Is this definition of Difficulty correct?
Yes.
If yes, is it accurate to think about Difficulty as a type of proportion or ratio?
Yes, it is how many times harder current blocks are to mine than blocks in the first difficulty epoch were.
For reference, difficulty 1 corresponds to (very close to) 4295032833 hash attempts per block. It has a target of (exactly) 26959535291011309493156476344723991336010898738574164086137773096960.
Block 822627 has a target of (exactly) 374406027949793378682501776760424667692437142927048704.

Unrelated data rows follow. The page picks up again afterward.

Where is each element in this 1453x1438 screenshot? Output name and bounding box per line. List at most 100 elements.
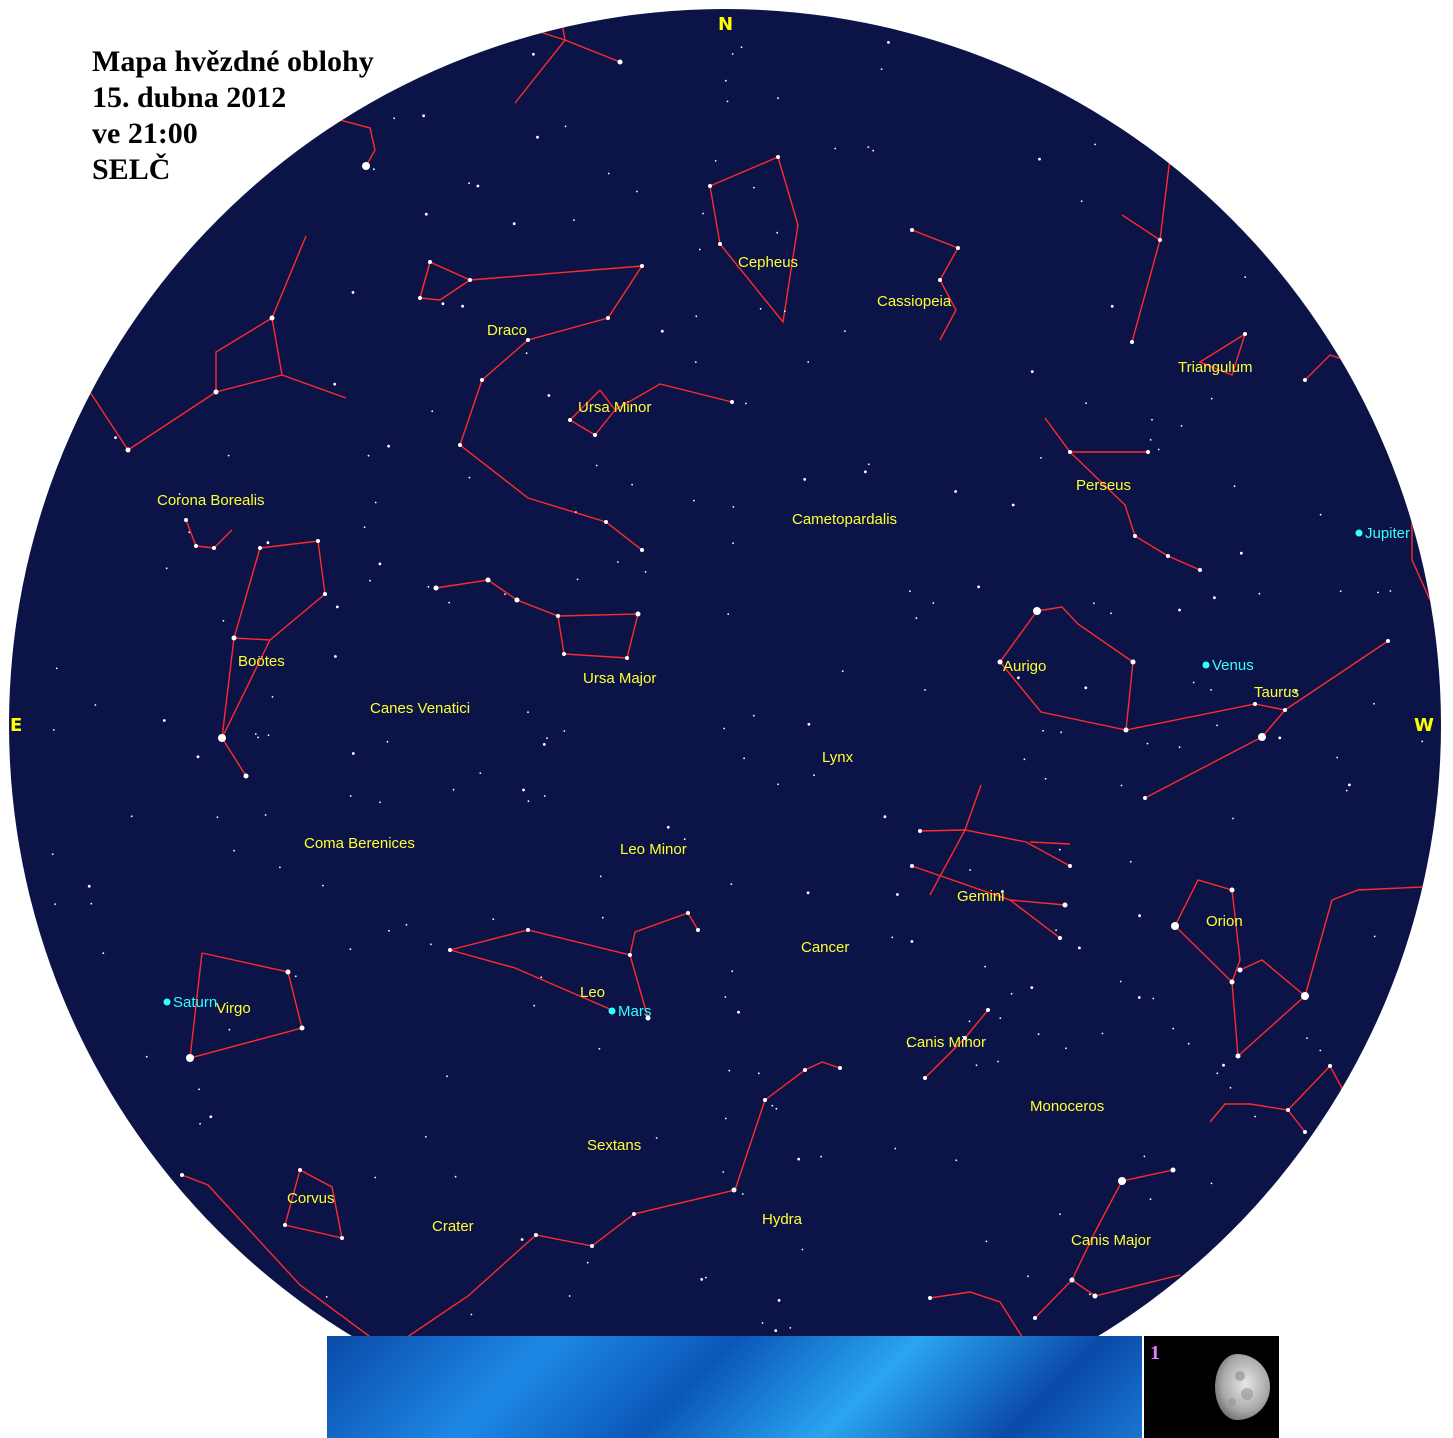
- direction-east: E: [10, 715, 22, 736]
- star: [428, 260, 432, 264]
- star: [1157, 448, 1160, 451]
- star: [546, 737, 548, 739]
- star: [731, 970, 734, 973]
- star: [1373, 935, 1376, 938]
- star: [323, 592, 327, 596]
- star: [264, 814, 267, 816]
- star: [1294, 689, 1298, 693]
- star: [1373, 702, 1375, 705]
- star: [924, 689, 926, 691]
- star: [771, 1104, 774, 1107]
- star: [454, 1175, 457, 1178]
- star: [1180, 425, 1183, 427]
- star: [258, 546, 262, 550]
- star: [543, 795, 546, 797]
- star: [1178, 746, 1181, 749]
- star: [374, 501, 377, 504]
- star: [422, 114, 425, 118]
- star: [1133, 534, 1137, 538]
- star: [1143, 796, 1147, 800]
- star: [1044, 777, 1047, 780]
- constellation-line: [233, 547, 261, 639]
- star: [1235, 1053, 1241, 1059]
- star: [1119, 980, 1122, 983]
- star: [761, 1322, 764, 1324]
- sky-disc: [9, 9, 1441, 1438]
- star: [918, 829, 922, 833]
- star: [536, 135, 539, 139]
- star: [1030, 370, 1034, 373]
- stars: [51, 41, 1424, 1370]
- star: [820, 1155, 822, 1158]
- star: [726, 100, 729, 103]
- star: [1033, 1316, 1037, 1320]
- star: [431, 410, 434, 413]
- star: [1237, 967, 1243, 973]
- star: [1129, 860, 1132, 863]
- star: [1229, 887, 1235, 893]
- star: [1149, 439, 1152, 441]
- star: [1138, 914, 1141, 918]
- star: [737, 1010, 740, 1014]
- constellation-label-crater: Crater: [432, 1218, 474, 1235]
- map-title: Mapa hvězdné oblohy 15. dubna 2012 ve 21…: [92, 44, 374, 188]
- star: [632, 1212, 636, 1216]
- constellation-line: [127, 235, 307, 451]
- star: [625, 656, 629, 660]
- star: [1229, 979, 1235, 985]
- star: [418, 296, 422, 300]
- star: [441, 302, 445, 306]
- star: [595, 464, 598, 467]
- moon-phase-panel: 1: [1144, 1336, 1279, 1438]
- star: [1017, 676, 1020, 680]
- star: [209, 1115, 213, 1119]
- constellation-line: [449, 949, 613, 1011]
- star: [969, 869, 971, 871]
- star: [1233, 485, 1236, 488]
- star: [1213, 596, 1216, 600]
- star: [222, 620, 225, 622]
- star: [894, 1147, 897, 1150]
- star: [1178, 608, 1181, 612]
- star: [834, 147, 837, 150]
- star: [984, 965, 986, 968]
- star: [910, 228, 914, 232]
- star: [527, 711, 529, 714]
- star: [1284, 688, 1287, 691]
- star: [1210, 397, 1213, 400]
- star: [864, 470, 867, 474]
- star: [369, 579, 371, 582]
- star: [298, 1168, 302, 1172]
- star: [54, 903, 57, 905]
- star: [1130, 340, 1134, 344]
- star: [1143, 1155, 1146, 1158]
- star: [1120, 784, 1123, 787]
- star: [299, 1025, 305, 1031]
- star: [694, 361, 697, 363]
- star: [1389, 590, 1392, 592]
- star: [1040, 457, 1042, 459]
- star: [666, 825, 670, 829]
- star: [1306, 1037, 1308, 1039]
- constellation-label-canes-venatici: Canes Venatici: [370, 700, 470, 717]
- star: [718, 242, 722, 246]
- star: [997, 1060, 999, 1063]
- star: [604, 520, 608, 524]
- star: [51, 853, 54, 855]
- star: [333, 382, 337, 386]
- star: [470, 1313, 473, 1316]
- star: [90, 902, 93, 905]
- star: [774, 1329, 778, 1332]
- planet-dot-mars: [608, 1007, 616, 1015]
- star: [607, 172, 610, 175]
- star: [576, 578, 579, 581]
- star: [731, 53, 734, 55]
- star: [349, 795, 352, 797]
- constellation-label-leo-minor: Leo Minor: [620, 841, 687, 858]
- star: [1152, 997, 1155, 1000]
- star: [254, 733, 257, 735]
- constellation-line: [929, 1291, 1043, 1369]
- star: [1229, 1086, 1232, 1089]
- star: [556, 614, 560, 618]
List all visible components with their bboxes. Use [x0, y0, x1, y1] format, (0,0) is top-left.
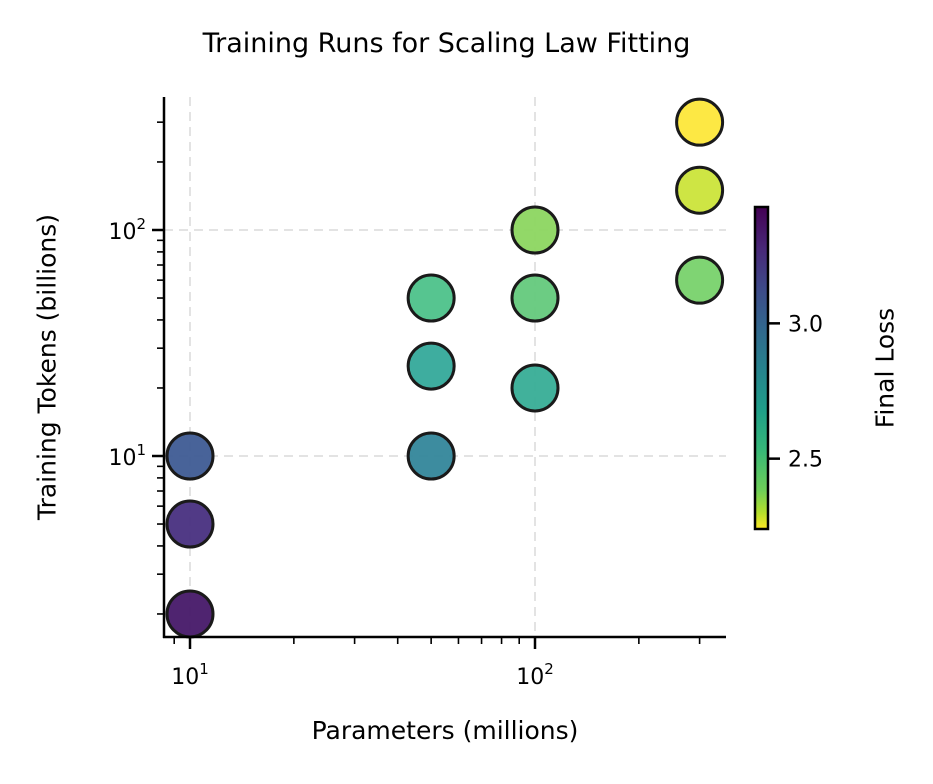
scatter-points: 10M params, 2B tokens, loss 3.4 10M param…: [165, 97, 725, 639]
y-tick-label: 102: [108, 215, 146, 245]
colorbar-gradient: [753, 205, 770, 531]
chart-title: Training Runs for Scaling Law Fitting: [202, 28, 691, 59]
data-point: 300M params, 300B tokens, loss 2.25: [675, 97, 725, 147]
axes: 101 102 101 102: [108, 97, 726, 690]
y-tick-label: 101: [108, 441, 146, 471]
data-point: 50M params, 25B tokens, loss 2.78: [406, 341, 456, 391]
x-tick-label: 101: [171, 660, 209, 690]
colorbar-tick-label: 2.5: [788, 448, 823, 473]
colorbar: 3.0 2.5: [753, 205, 823, 531]
data-point: 10M params, 5B tokens, loss 3.3: [165, 499, 215, 549]
data-point: 300M params, 60B tokens, loss 2.52: [675, 255, 725, 305]
data-point: 10M params, 2B tokens, loss 3.4: [165, 589, 215, 639]
data-point: 100M params, 50B tokens, loss 2.58: [510, 273, 560, 323]
colorbar-label: Final Loss: [870, 307, 900, 429]
data-point: 100M params, 20B tokens, loss 2.76: [510, 363, 560, 413]
data-point: 50M params, 50B tokens, loss 2.62: [406, 273, 456, 323]
x-tick-label: 102: [516, 660, 554, 690]
x-axis-label: Parameters (millions): [311, 716, 579, 745]
data-point: 50M params, 10B tokens, loss 2.98: [406, 431, 456, 481]
colorbar-tick-label: 3.0: [788, 312, 823, 337]
data-point: 300M params, 150B tokens, loss 2.35: [675, 165, 725, 215]
y-axis-label: Training Tokens (billions): [32, 213, 62, 521]
data-point: 100M params, 100B tokens, loss 2.5: [510, 205, 560, 255]
data-point: 10M params, 10B tokens, loss 3.18: [165, 431, 215, 481]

The ratio between these two huge numbers is (approximately) 72006146478567.1. That is the difficulty of block 822627. It is roughly 72006 billion times harder to mine a block today than it was in January 2009.
And if it is a floating point number, what is its precision?
Whatever precision you calculate it to. Typical implementations will use a floating-point data type in the computation, which necessary limits its precision.
But it’s really just the ratio of two huge numbers. You can calculate it to much higher precision too. Block 822627 has difficulty
72006146478567.09941095874369093485414495333341140374503764945604440…
That much precision isn’t needed, as the difficulty is really just used for presenting the hardness of mining a block to humans. Internally the software uses the target, which is exact.
Lastly, could someone please confirm the formula used to compare a hash against the Target, to see if it mines a valid block?
The requirement is: block_hash ≤ target (where block_hash is the block hash interpreted as 256-bit little-endian number). The lower the target is, the harder it is to land below it. In a way, the difficulty is a measure for “target lowness”.
For more practical use, how would you represent this formula using Difficulty instead of the Target?
Perhaps something like block_hash_diff ≥ difficulty, where block_hash_diff is the ratio between the first block’s target (given above) and the block’s actual target?